Linde Engineering has performed the basic engineering and will support with procurement of rotating equipment, commissioning, and start-up.

LNG for both terminals comes from the midscale LNG plant at Risavika, near Stavanger. Also owned by Skangass, this plant started operations in 2010 (OGJ Online, July 7, 2007).

Gothenburg is one of northern Europe's largest ports of export, the company said. It is in an "emission control area," where stricter sulfur emission limits will apply in January 2015.

Petronas awards contract for Bintulu LNG

Malaysia LNG Sdn. Bhd., a unit of Malaysia's state oil and gas firm Petronas, has let a contract to Linde Group, Munich, for the construction of a midscale LNG plant in the Bintulu LNG complex in Sarawak, East Malaysia. Design production capacity for the plant will be 1,840 tonnes/day from boil-off feed gas from LNG storage and ship loading. The plant is to go on stream at yearend 2014.

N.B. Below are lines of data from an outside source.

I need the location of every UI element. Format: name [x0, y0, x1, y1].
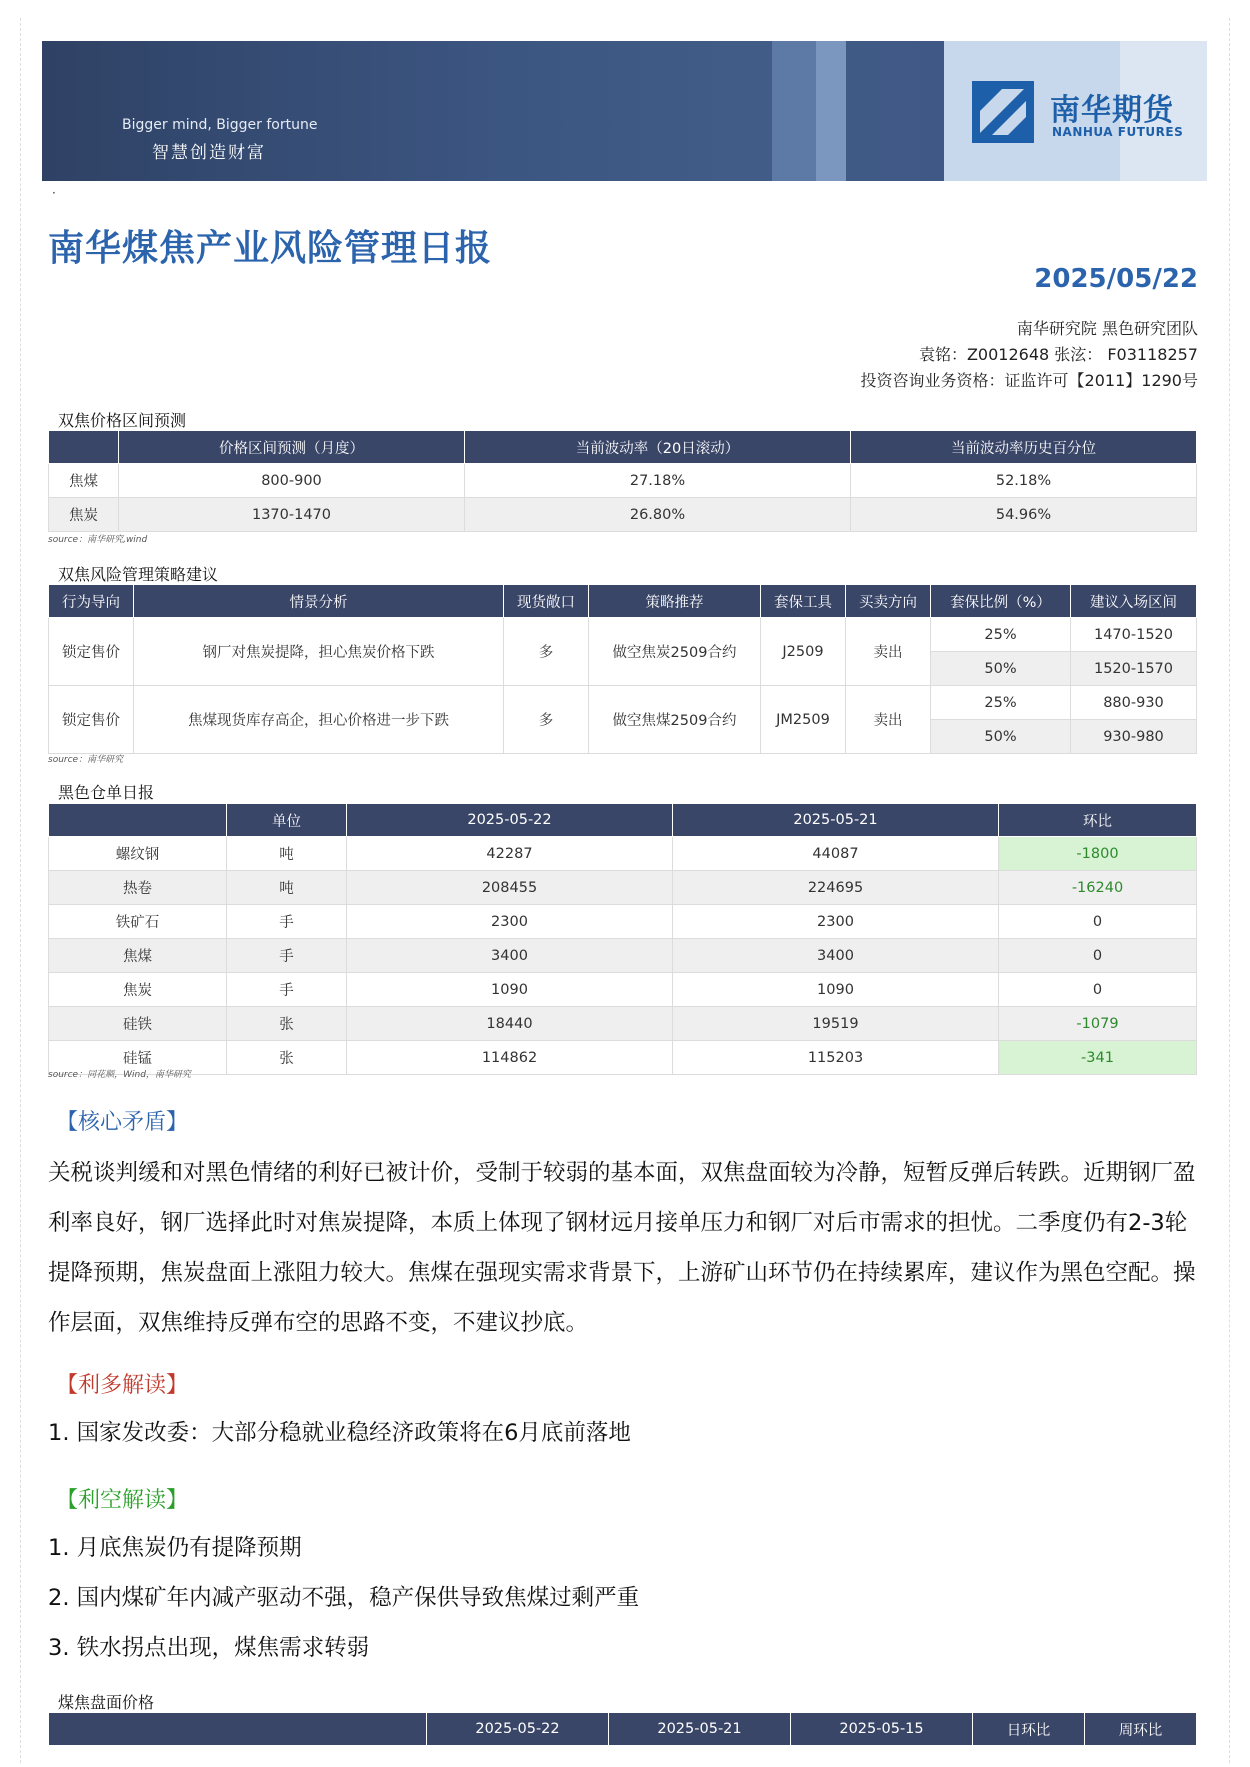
- section-title-warehouse: 黑色仓单日报: [58, 783, 155, 802]
- bearish-item: 1. 月底焦炭仍有提降预期: [48, 1535, 302, 1561]
- strategy-table: [48, 584, 1197, 754]
- table-row: [49, 686, 1197, 720]
- section-title-futures-price: 煤焦盘面价格: [58, 1693, 155, 1712]
- table-cell: 19519: [673, 1007, 999, 1041]
- source-note: source：同花顺，Wind，南华研究: [48, 1070, 191, 1080]
- table-cell: 手: [227, 905, 347, 939]
- table-row: [49, 1041, 1197, 1075]
- table-header-row: [49, 431, 1197, 464]
- column-header: 单位: [227, 804, 347, 837]
- table-cell: 115203: [673, 1041, 999, 1075]
- table-cell: 吨: [227, 837, 347, 871]
- research-team: 南华研究院 黑色研究团队: [1016, 319, 1198, 338]
- table-cell: 26.80%: [465, 498, 851, 532]
- column-header: [49, 1713, 427, 1746]
- column-header: 环比: [999, 804, 1197, 837]
- table-cell: 铁矿石: [49, 905, 227, 939]
- table-cell: 卖出: [846, 618, 931, 686]
- report-title: 南华煤焦产业风险管理日报: [48, 228, 493, 269]
- column-header: 策略推荐: [589, 585, 761, 618]
- banner-stripe: [816, 41, 846, 181]
- column-header: 日环比: [973, 1713, 1085, 1746]
- table-cell: 2300: [673, 905, 999, 939]
- table-cell: 吨: [227, 871, 347, 905]
- table-cell: 锁定售价: [49, 686, 134, 754]
- table-cell: 25%: [931, 618, 1071, 652]
- table-row: [49, 618, 1197, 652]
- table-cell-change: 0: [999, 973, 1197, 1007]
- section-title-price-forecast: 双焦价格区间预测: [58, 411, 187, 430]
- table-cell: JM2509: [761, 686, 846, 754]
- table-row: [49, 464, 1197, 498]
- column-header: 情景分析: [134, 585, 504, 618]
- table-header-row: [49, 804, 1197, 837]
- logo-text-chinese: 南华期货: [1050, 93, 1174, 128]
- table-row: [49, 939, 1197, 973]
- warehouse-table: [48, 803, 1197, 1075]
- table-row: [49, 973, 1197, 1007]
- column-header: 价格区间预测（月度）: [119, 431, 465, 464]
- source-note: source：南华研究: [48, 755, 124, 765]
- table-cell: 焦煤现货库存高企，担心价格进一步下跌: [134, 686, 504, 754]
- column-header: 当前波动率（20日滚动）: [465, 431, 851, 464]
- column-header: 2025-05-22: [427, 1713, 609, 1746]
- table-cell: 50%: [931, 652, 1071, 686]
- table-cell: 卖出: [846, 686, 931, 754]
- table-cell: 手: [227, 939, 347, 973]
- table-header-row: [49, 585, 1197, 618]
- column-header: 2025-05-15: [791, 1713, 973, 1746]
- table-cell: 114862: [347, 1041, 673, 1075]
- column-header: 现货敞口: [504, 585, 589, 618]
- table-cell: 208455: [347, 871, 673, 905]
- column-header: 2025-05-21: [609, 1713, 791, 1746]
- table-cell: 张: [227, 1041, 347, 1075]
- table-cell: 钢厂对焦炭提降，担心焦炭价格下跌: [134, 618, 504, 686]
- table-cell: 张: [227, 1007, 347, 1041]
- table-cell: 焦煤: [49, 464, 119, 498]
- source-note: source：南华研究,wind: [48, 535, 148, 545]
- bearish-item: 3. 铁水拐点出现，煤焦需求转弱: [48, 1635, 370, 1661]
- analyst-info: 袁铭：Z0012648 张泫： F03118257: [918, 345, 1198, 364]
- banner-stripe: [772, 41, 816, 181]
- table-cell: 1370-1470: [119, 498, 465, 532]
- table-cell: 螺纹钢: [49, 837, 227, 871]
- nanhua-logo-icon: [972, 81, 1034, 143]
- table-row: [49, 837, 1197, 871]
- table-cell: 1090: [347, 973, 673, 1007]
- table-cell: 手: [227, 973, 347, 1007]
- bullet-dot: ·: [52, 186, 56, 200]
- column-header: 套保工具: [761, 585, 846, 618]
- table-cell: 做空焦煤2509合约: [589, 686, 761, 754]
- table-cell: 3400: [673, 939, 999, 973]
- table-cell: 1470-1520: [1071, 618, 1197, 652]
- table-cell: 做空焦炭2509合约: [589, 618, 761, 686]
- report-date: 2025/05/22: [1034, 264, 1198, 294]
- column-header: 套保比例（%）: [931, 585, 1071, 618]
- column-header: 当前波动率历史百分位: [851, 431, 1197, 464]
- table-cell-change: 0: [999, 905, 1197, 939]
- table-header-row: [49, 1713, 1197, 1746]
- table-cell: 52.18%: [851, 464, 1197, 498]
- column-header: [49, 804, 227, 837]
- core-heading: 【核心矛盾】: [56, 1110, 189, 1135]
- table-cell: 50%: [931, 720, 1071, 754]
- section-title-strategy: 双焦风险管理策略建议: [58, 565, 219, 584]
- table-cell-change: -341: [999, 1041, 1197, 1075]
- table-row: [49, 498, 1197, 532]
- table-cell: 880-930: [1071, 686, 1197, 720]
- bearish-item: 2. 国内煤矿年内减产驱动不强，稳产保供导致焦煤过剩严重: [48, 1585, 640, 1611]
- table-cell-change: -16240: [999, 871, 1197, 905]
- column-header: 周环比: [1085, 1713, 1197, 1746]
- column-header: 2025-05-22: [347, 804, 673, 837]
- table-cell: 27.18%: [465, 464, 851, 498]
- table-cell: 44087: [673, 837, 999, 871]
- slogan-chinese: 智慧创造财富: [152, 143, 266, 163]
- table-cell-change: -1800: [999, 837, 1197, 871]
- table-cell: 25%: [931, 686, 1071, 720]
- table-row: [49, 1007, 1197, 1041]
- logo-text-english: NANHUA FUTURES: [1052, 125, 1184, 139]
- table-cell: 42287: [347, 837, 673, 871]
- table-cell: 930-980: [1071, 720, 1197, 754]
- bullish-heading: 【利多解读】: [56, 1373, 189, 1398]
- table-cell: 54.96%: [851, 498, 1197, 532]
- table-cell: 2300: [347, 905, 673, 939]
- column-header: [49, 431, 119, 464]
- column-header: 建议入场区间: [1071, 585, 1197, 618]
- column-header: 买卖方向: [846, 585, 931, 618]
- table-cell: 3400: [347, 939, 673, 973]
- table-cell: 锁定售价: [49, 618, 134, 686]
- license-info: 投资咨询业务资格：证监许可【2011】1290号: [860, 371, 1198, 390]
- table-cell: 1090: [673, 973, 999, 1007]
- table-cell: 硅锰: [49, 1041, 227, 1075]
- table-row: [49, 905, 1197, 939]
- column-header: 2025-05-21: [673, 804, 999, 837]
- table-cell: 224695: [673, 871, 999, 905]
- table-cell: 800-900: [119, 464, 465, 498]
- price-forecast-table: [48, 430, 1197, 532]
- header-banner: [42, 41, 1207, 181]
- table-cell: 焦炭: [49, 498, 119, 532]
- slogan-english: Bigger mind, Bigger fortune: [122, 117, 318, 133]
- table-row: [49, 871, 1197, 905]
- table-cell: 多: [504, 686, 589, 754]
- table-cell: 焦煤: [49, 939, 227, 973]
- futures-price-table: [48, 1712, 1197, 1746]
- table-cell: 多: [504, 618, 589, 686]
- table-cell-change: -1079: [999, 1007, 1197, 1041]
- column-header: 行为导向: [49, 585, 134, 618]
- bearish-heading: 【利空解读】: [56, 1488, 189, 1513]
- table-cell: 焦炭: [49, 973, 227, 1007]
- table-cell: J2509: [761, 618, 846, 686]
- table-cell-change: 0: [999, 939, 1197, 973]
- table-cell: 热卷: [49, 871, 227, 905]
- table-cell: 18440: [347, 1007, 673, 1041]
- table-cell: 硅铁: [49, 1007, 227, 1041]
- bullish-item: 1. 国家发改委：大部分稳就业稳经济政策将在6月底前落地: [48, 1420, 631, 1446]
- core-paragraph: 关税谈判缓和对黑色情绪的利好已被计价，受制于较弱的基本面，双焦盘面较为冷静，短暂反弹后转跌。近期钢厂盈利率良好，钢厂选择此时对焦炭提降，本质上体现了钢材远月接单压力和钢厂对后市需求的担忧。二季度仍有2-3轮提降预期，焦炭盘面上涨阻力较大。焦煤在强现实需求背景下，上游矿山环节仍在持续累库，建议作为黑色空配。操作层面，双焦维持反弹布空的思路不变，不建议抄底。: [48, 1160, 1196, 1336]
- table-cell: 1520-1570: [1071, 652, 1197, 686]
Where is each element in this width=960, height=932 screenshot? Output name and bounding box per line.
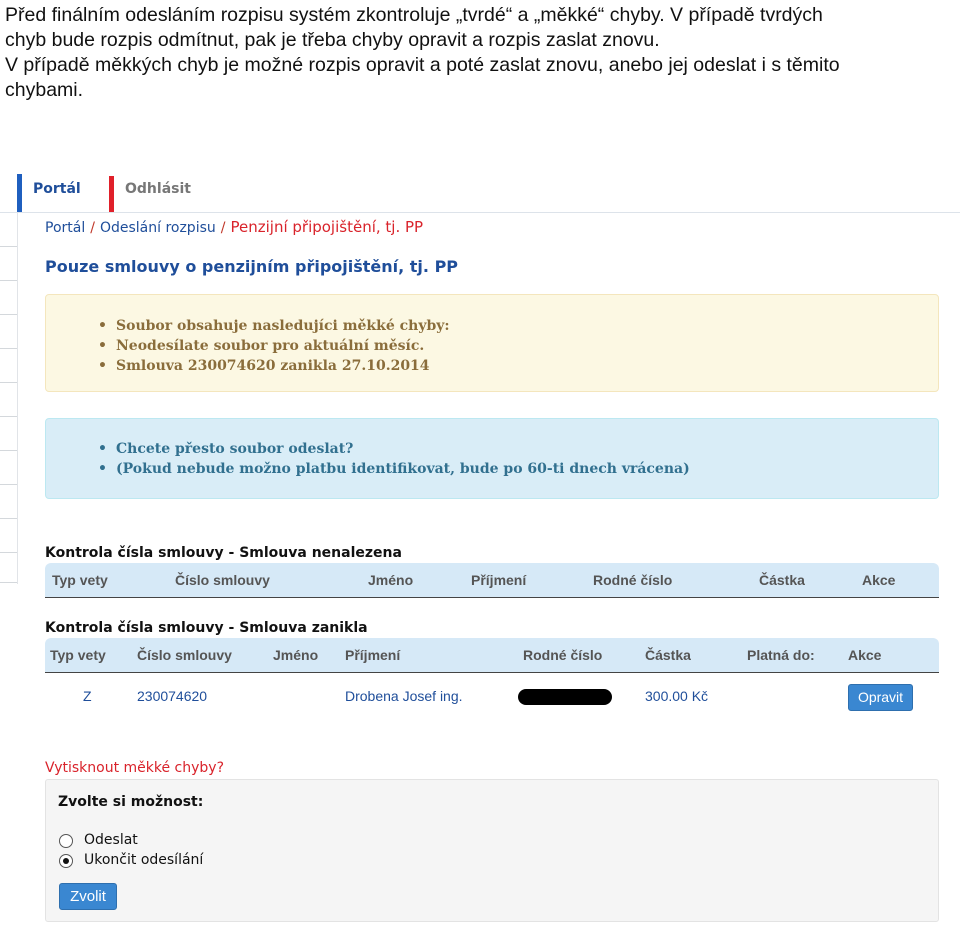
- breadcrumb-send-schedule[interactable]: Odeslání rozpisu: [99, 220, 216, 236]
- cell-amount: 300.00 Kč: [645, 688, 709, 704]
- column-header: Číslo smlouvy: [137, 647, 232, 663]
- column-header: Typ vety: [52, 572, 108, 588]
- column-header: Akce: [862, 572, 896, 588]
- column-header: Rodné číslo: [523, 647, 603, 663]
- instruction-line: Před finálním odesláním rozpisu systém zkontroluje „tvrdé“ a „měkké“ chyby. V případě tvrdých: [5, 4, 823, 26]
- page-title: Pouze smlouvy o penzijním připojištění, tj. PP: [45, 257, 459, 276]
- breadcrumb-separator: /: [220, 220, 226, 236]
- choice-panel: [45, 779, 939, 922]
- cell-surname: Drobena Josef ing.: [345, 688, 463, 704]
- column-header: Jméno: [273, 647, 319, 663]
- column-header: Číslo smlouvy: [175, 572, 270, 588]
- soft-errors-alert: [45, 294, 939, 392]
- cell-contract-number: 230074620: [137, 688, 208, 704]
- instruction-text: [5, 3, 955, 103]
- left-gutter: [0, 212, 18, 582]
- breadcrumb-separator: /: [90, 220, 95, 236]
- redacted-birth-number: [518, 689, 612, 705]
- instruction-line: V případě měkkých chyb je možné rozpis opravit a poté zaslat znovu, anebo jej odeslat i s těmito: [5, 54, 840, 76]
- instruction-line: chyb bude rozpis odmítnut, pak je třeba chyby opravit a rozpis zaslat znovu.: [5, 29, 660, 51]
- column-header: Typ vety: [50, 647, 106, 663]
- option-label: Odeslat: [84, 832, 138, 848]
- column-header: Rodné číslo: [593, 572, 673, 588]
- choice-title: Zvolte si možnost:: [58, 794, 204, 810]
- breadcrumb-portal[interactable]: Portál: [45, 220, 86, 236]
- nav-logout-link[interactable]: Odhlásit: [109, 176, 191, 212]
- expired-table-header: [45, 638, 939, 673]
- nav-portal-link[interactable]: Portál: [17, 174, 81, 212]
- info-item: • (Pokud nebude možno platbu identifikovat, bude po 60-ti dnech vrácena): [46, 459, 938, 479]
- cell-typ: Z: [83, 688, 92, 704]
- not-found-table-title: Kontrola čísla smlouvy - Smlouva nenalezena: [45, 545, 402, 561]
- column-header: Akce: [848, 647, 882, 663]
- column-header: Jméno: [368, 572, 414, 588]
- nav-divider: [0, 212, 960, 213]
- column-header: Částka: [759, 572, 805, 588]
- column-header: Částka: [645, 647, 691, 663]
- warning-item: • Smlouva 230074620 zanikla 27.10.2014: [46, 356, 938, 376]
- radio-button[interactable]: [59, 834, 73, 848]
- expired-table-title: Kontrola čísla smlouvy - Smlouva zanikla: [45, 620, 368, 636]
- instruction-line: chybami.: [5, 79, 84, 101]
- confirm-send-info: [45, 418, 939, 499]
- choose-button[interactable]: Zvolit: [59, 883, 117, 910]
- fix-button[interactable]: Opravit: [848, 684, 913, 711]
- warning-item: • Soubor obsahuje nasledujíci měkké chyby:: [46, 316, 938, 336]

Linde's engineering division will perform detail engineering, procurement, construction, and commissioning. Linde's proprietary LNG process and core cryogenic heat exchanger have been customized to reliquefy the boil-off gases and to accommodate large variations in nitrogen content, flow rate, and temperature. Linde's process also will enable Malaysia LNG to minimize flaring.